A sharp pain in her foot, and she collapsed to her knees. She had no control. None at all. It was all an illusion.

11

Over India

“Gotta hit the deck.” Roger shoved the control column forward, and the plane went into a dive.

He had a plump plodding aircraft and no guns. His only chance was to reduce the Zero’s maneuverability by skimming the treetops. An Allied fighter plane or two would also be nice.

“Hope the passengers are secured,” Elroy said.

“Better they get banged up than shot up.” Roger spoke into his interphone. “Whitaker, station yourself at the astrodome, call out what you see.”

“Okay. Not sure how much good that’ll do.”

“Better than nothing.” And nothing was what he had. Fighters had cockpits with full visibility, bombers had guns facing all six directions, but cargo planes had useless little passenger windows.

“I see him,” Whitaker said. “He’s following us.”

“Position?”

“About seven o’clock high. Can’t tell how far away he is.”

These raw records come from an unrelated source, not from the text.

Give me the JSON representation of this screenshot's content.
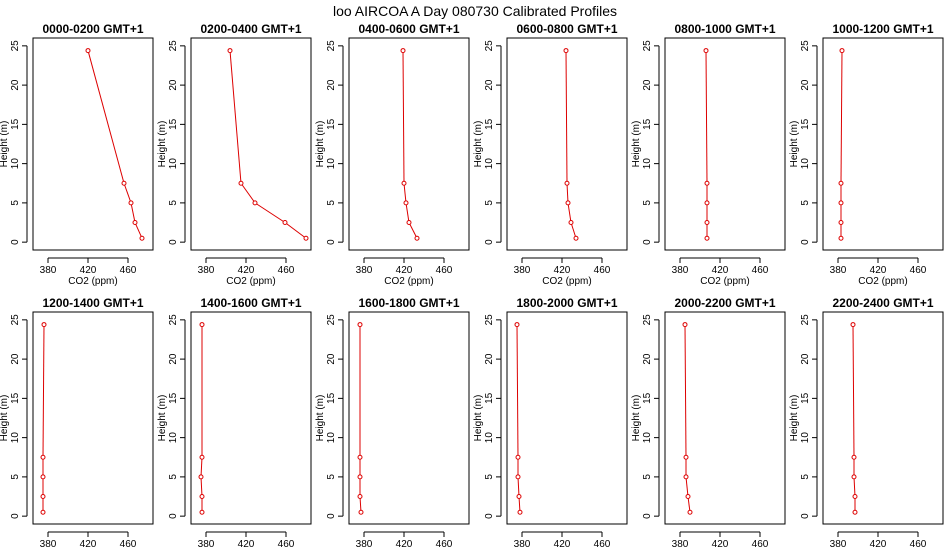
{
  "figure_title": "loo AIRCOA A  Day 080730  Calibrated Profiles",
  "style": {
    "line_color": "#dd0000",
    "point_color": "#dd0000"
  },
  "chart_data": [
    {
      "type": "line",
      "title": "0000-0200 GMT+1",
      "xlabel": "CO2 (ppm)",
      "ylabel": "Height (m)",
      "xlim": [
        365,
        485
      ],
      "ylim": [
        -1,
        26
      ],
      "xticks": [
        380,
        420,
        460
      ],
      "yticks": [
        0,
        5,
        10,
        15,
        20,
        25
      ],
      "grid": false,
      "series": [
        {
          "points": [
            {
              "x": 420,
              "y": 24.4
            },
            {
              "x": 456,
              "y": 7.5
            },
            {
              "x": 463,
              "y": 5.0
            },
            {
              "x": 467,
              "y": 2.5
            },
            {
              "x": 474,
              "y": 0.5
            }
          ]
        }
      ]
    },
    {
      "type": "line",
      "title": "0200-0400 GMT+1",
      "xlabel": "CO2 (ppm)",
      "ylabel": "Height (m)",
      "xlim": [
        365,
        485
      ],
      "ylim": [
        -1,
        26
      ],
      "xticks": [
        380,
        420,
        460
      ],
      "yticks": [
        0,
        5,
        10,
        15,
        20,
        25
      ],
      "grid": false,
      "series": [
        {
          "points": [
            {
              "x": 404,
              "y": 24.4
            },
            {
              "x": 415,
              "y": 7.5
            },
            {
              "x": 429,
              "y": 5.0
            },
            {
              "x": 459,
              "y": 2.5
            },
            {
              "x": 480,
              "y": 0.5
            }
          ]
        }
      ]
    },
    {
      "type": "line",
      "title": "0400-0600 GMT+1",
      "xlabel": "CO2 (ppm)",
      "ylabel": "Height (m)",
      "xlim": [
        365,
        485
      ],
      "ylim": [
        -1,
        26
      ],
      "xticks": [
        380,
        420,
        460
      ],
      "yticks": [
        0,
        5,
        10,
        15,
        20,
        25
      ],
      "grid": false,
      "series": [
        {
          "points": [
            {
              "x": 419,
              "y": 24.4
            },
            {
              "x": 420,
              "y": 7.5
            },
            {
              "x": 422,
              "y": 5.0
            },
            {
              "x": 425,
              "y": 2.5
            },
            {
              "x": 433,
              "y": 0.5
            }
          ]
        }
      ]
    },
    {
      "type": "line",
      "title": "0600-0800 GMT+1",
      "xlabel": "CO2 (ppm)",
      "ylabel": "Height (m)",
      "xlim": [
        365,
        485
      ],
      "ylim": [
        -1,
        26
      ],
      "xticks": [
        380,
        420,
        460
      ],
      "yticks": [
        0,
        5,
        10,
        15,
        20,
        25
      ],
      "grid": false,
      "series": [
        {
          "points": [
            {
              "x": 424,
              "y": 24.4
            },
            {
              "x": 425,
              "y": 7.5
            },
            {
              "x": 426,
              "y": 5.0
            },
            {
              "x": 429,
              "y": 2.5
            },
            {
              "x": 434,
              "y": 0.5
            }
          ]
        }
      ]
    },
    {
      "type": "line",
      "title": "0800-1000 GMT+1",
      "xlabel": "CO2 (ppm)",
      "ylabel": "Height (m)",
      "xlim": [
        365,
        485
      ],
      "ylim": [
        -1,
        26
      ],
      "xticks": [
        380,
        420,
        460
      ],
      "yticks": [
        0,
        5,
        10,
        15,
        20,
        25
      ],
      "grid": false,
      "series": [
        {
          "points": [
            {
              "x": 406,
              "y": 24.4
            },
            {
              "x": 407,
              "y": 7.5
            },
            {
              "x": 407,
              "y": 5.0
            },
            {
              "x": 407,
              "y": 2.5
            },
            {
              "x": 407,
              "y": 0.5
            }
          ]
        }
      ]
    },
    {
      "type": "line",
      "title": "1000-1200 GMT+1",
      "xlabel": "CO2 (ppm)",
      "ylabel": "Height (m)",
      "xlim": [
        365,
        485
      ],
      "ylim": [
        -1,
        26
      ],
      "xticks": [
        380,
        420,
        460
      ],
      "yticks": [
        0,
        5,
        10,
        15,
        20,
        25
      ],
      "grid": false,
      "series": [
        {
          "points": [
            {
              "x": 384,
              "y": 24.4
            },
            {
              "x": 383,
              "y": 7.5
            },
            {
              "x": 383,
              "y": 5.0
            },
            {
              "x": 383,
              "y": 2.5
            },
            {
              "x": 383,
              "y": 0.5
            }
          ]
        }
      ]
    },
    {
      "type": "line",
      "title": "1200-1400 GMT+1",
      "xlabel": "CO2 (ppm)",
      "ylabel": "Height (m)",
      "xlim": [
        365,
        485
      ],
      "ylim": [
        -1,
        26
      ],
      "xticks": [
        380,
        420,
        460
      ],
      "yticks": [
        0,
        5,
        10,
        15,
        20,
        25
      ],
      "grid": false,
      "series": [
        {
          "points": [
            {
              "x": 376,
              "y": 24.4
            },
            {
              "x": 375,
              "y": 7.5
            },
            {
              "x": 375,
              "y": 5.0
            },
            {
              "x": 375,
              "y": 2.5
            },
            {
              "x": 375,
              "y": 0.5
            }
          ]
        }
      ]
    },
    {
      "type": "line",
      "title": "1400-1600 GMT+1",
      "xlabel": "CO2 (ppm)",
      "ylabel": "Height (m)",
      "xlim": [
        365,
        485
      ],
      "ylim": [
        -1,
        26
      ],
      "xticks": [
        380,
        420,
        460
      ],
      "yticks": [
        0,
        5,
        10,
        15,
        20,
        25
      ],
      "grid": false,
      "series": [
        {
          "points": [
            {
              "x": 376,
              "y": 24.4
            },
            {
              "x": 376,
              "y": 7.5
            },
            {
              "x": 375,
              "y": 5.0
            },
            {
              "x": 376,
              "y": 2.5
            },
            {
              "x": 376,
              "y": 0.5
            }
          ]
        }
      ]
    },
    {
      "type": "line",
      "title": "1600-1800 GMT+1",
      "xlabel": "CO2 (ppm)",
      "ylabel": "Height (m)",
      "xlim": [
        365,
        485
      ],
      "ylim": [
        -1,
        26
      ],
      "xticks": [
        380,
        420,
        460
      ],
      "yticks": [
        0,
        5,
        10,
        15,
        20,
        25
      ],
      "grid": false,
      "series": [
        {
          "points": [
            {
              "x": 376,
              "y": 24.4
            },
            {
              "x": 376,
              "y": 7.5
            },
            {
              "x": 376,
              "y": 5.0
            },
            {
              "x": 376,
              "y": 2.5
            },
            {
              "x": 377,
              "y": 0.5
            }
          ]
        }
      ]
    },
    {
      "type": "line",
      "title": "1800-2000 GMT+1",
      "xlabel": "CO2 (ppm)",
      "ylabel": "Height (m)",
      "xlim": [
        365,
        485
      ],
      "ylim": [
        -1,
        26
      ],
      "xticks": [
        380,
        420,
        460
      ],
      "yticks": [
        0,
        5,
        10,
        15,
        20,
        25
      ],
      "grid": false,
      "series": [
        {
          "points": [
            {
              "x": 375,
              "y": 24.4
            },
            {
              "x": 376,
              "y": 7.5
            },
            {
              "x": 376,
              "y": 5.0
            },
            {
              "x": 377,
              "y": 2.5
            },
            {
              "x": 378,
              "y": 0.5
            }
          ]
        }
      ]
    },
    {
      "type": "line",
      "title": "2000-2200 GMT+1",
      "xlabel": "CO2 (ppm)",
      "ylabel": "Height (m)",
      "xlim": [
        365,
        485
      ],
      "ylim": [
        -1,
        26
      ],
      "xticks": [
        380,
        420,
        460
      ],
      "yticks": [
        0,
        5,
        10,
        15,
        20,
        25
      ],
      "grid": false,
      "series": [
        {
          "points": [
            {
              "x": 385,
              "y": 24.4
            },
            {
              "x": 386,
              "y": 7.5
            },
            {
              "x": 386,
              "y": 5.0
            },
            {
              "x": 388,
              "y": 2.5
            },
            {
              "x": 390,
              "y": 0.5
            }
          ]
        }
      ]
    },
    {
      "type": "line",
      "title": "2200-2400 GMT+1",
      "xlabel": "CO2 (ppm)",
      "ylabel": "Height (m)",
      "xlim": [
        365,
        485
      ],
      "ylim": [
        -1,
        26
      ],
      "xticks": [
        380,
        420,
        460
      ],
      "yticks": [
        0,
        5,
        10,
        15,
        20,
        25
      ],
      "grid": false,
      "series": [
        {
          "points": [
            {
              "x": 395,
              "y": 24.4
            },
            {
              "x": 396,
              "y": 7.5
            },
            {
              "x": 396,
              "y": 5.0
            },
            {
              "x": 397,
              "y": 2.5
            },
            {
              "x": 397,
              "y": 0.5
            }
          ]
        }
      ]
    }
  ]
}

Elroy fiddled with the mixture controls. “Airspeed two hundred mph, altitude two thousand.”

Pressure built in Roger’s eardrums, and he longed for chewing gum. Maximum airspeed was 255, and the plane was
supposed to fall apart at 300. But Zeros could fly at 350, no problem.

He huffed out a breath. What else could he do? He had to push the plane to its limits. And himself too, for the sake of the other twenty-one men on board.

“Two hundred ten. Two twenty. One thousand feet.”

The needle shimmered and worked its way from the yellow zone to the red zone. The jungle zoomed up below, sprawled over steep hills. Evasive maneuvers would be tricky.

“He’s firing!”

Roger banked the plane to the left, pulled up a bit so he wouldn’t go into a spin. The tail buffeted. He must have been hit. “Where is he, Whit?”

“He passed us up, turning around. Looks like he’s coming in again from the front.”

“There he is!” Elroy pointed up, to about two o’clock.

“Okay.” Roger eyed the sharp ridge ahead. “Watch him. When he opens fire, I’m putting her in a dive.”

“Oh boy. This isn’t what I signed up for.”

A laugh escaped Roger’s pressed-tight lips. “Ain’t that the truth.”